Report on Klyuchevskoy (Russia) — 8 September-14 September 2010
Smithsonian / US Geological Survey Weekly Volcanic Activity Report, 8 September-14 September 2010
Managing Editor: Sally Kuhn Sennert
Please cite this report as:
Global Volcanism Program, 2010. Report on Klyuchevskoy (Russia). In: Sennert, S K (ed.), Weekly Volcanic Activity Report, 8 September-14 September 2010. Smithsonian Institution and US Geological Survey.
56.056°N, 160.642°E; summit elev. 4754 m
All times are local (unless otherwise noted)

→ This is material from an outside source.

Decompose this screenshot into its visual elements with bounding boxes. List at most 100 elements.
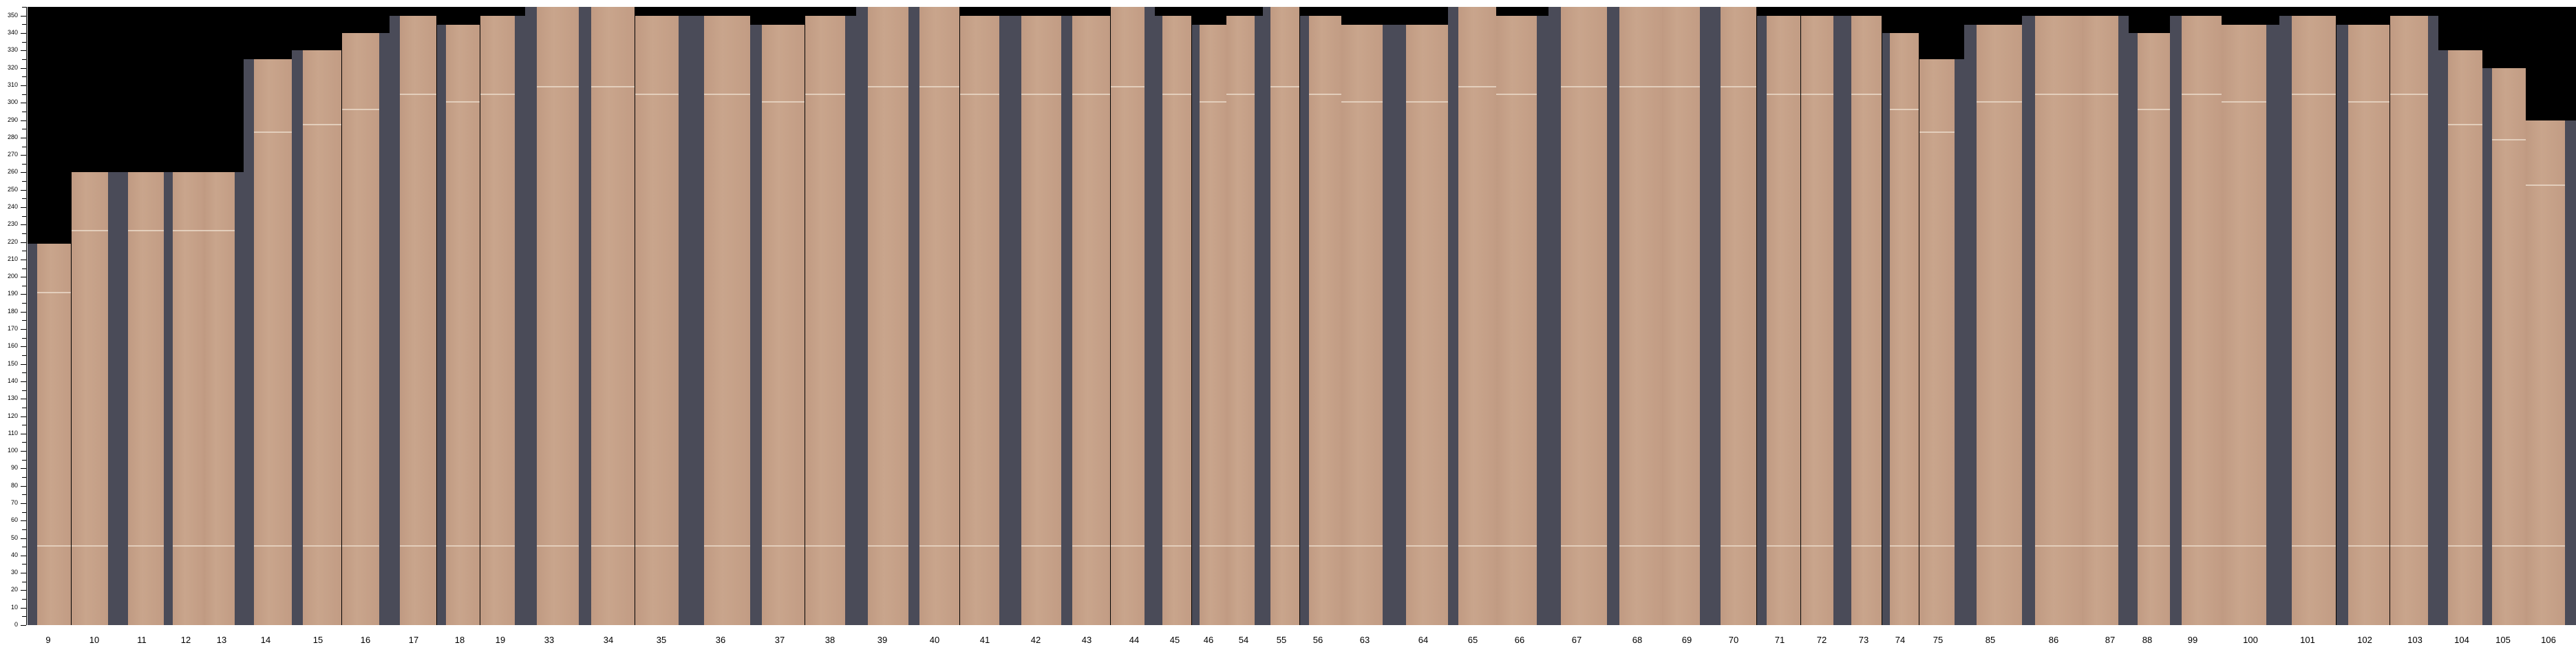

KVERT reported that during 3-10 September seismic activity from Kliuchevskoi was above background levels and lava flowed down the SW and NW flanks. Satellite imagery analyses showed a large and intense daily thermal anomaly over the volcano. During 2-4 September ash plumes seen in satellite imagery drifted 150 km S and SW at an altitude of 6.5 km (21,300 ft) a.s.l. Phreatic bursts on the SW flank were observed on 5 September and Strombolian activity was seen during 5-7 September. Seismic data suggested that during 5-6 September ash plumes rose to an altitude of 6 km (19,700 ft) a.s.l.
Based on analyses of satellite imagery, the Tokyo VAAC reported that a possible eruption on 12 September produced a plume that rose to an altitude of 7.6 km (25,000 ft) a.s.l. and drifted SE. On 13 September an ash plume rose to an altitude of 9.8 km (32,000 ft) a.s.l. and drifted NE according to information sent from the Yelizovo Airport (UHPP). Ash was seen in subsequent satellite images during 13-14 September. The Aviation Color Code level remained at Orange.

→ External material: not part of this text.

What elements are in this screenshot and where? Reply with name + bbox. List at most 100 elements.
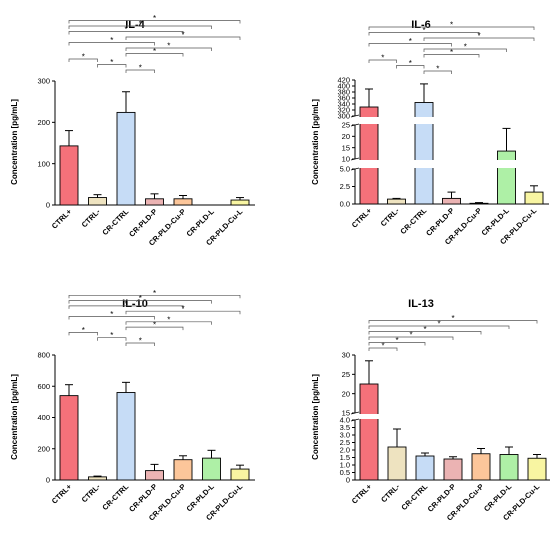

Geologic Background. Klyuchevskoy (also spelled Kliuchevskoi) is Kamchatka's highest and most active volcano. Since its origin about 6000 years ago, the beautifully symmetrical, 4835-m-high basaltic stratovolcano has produced frequent moderate-volume explosive and effusive eruptions without major periods of inactivity. It rises above a saddle NE of sharp-peaked Kamen volcano and lies SE of the broad Ushkovsky massif. More than 100 flank eruptions have occurred during the past roughly 3000 years, with most lateral craters and cones occurring along radial fissures between the unconfined NE-to-SE flanks of the conical volcano between 500 m and 3600 m elevation. The morphology of the 700-m-wide summit crater has been frequently modified by historical eruptions, which have been recorded since the late-17th century. Historical eruptions have originated primarily from the summit crater, but have also included numerous major explosive and effusive eruptions from flank craters.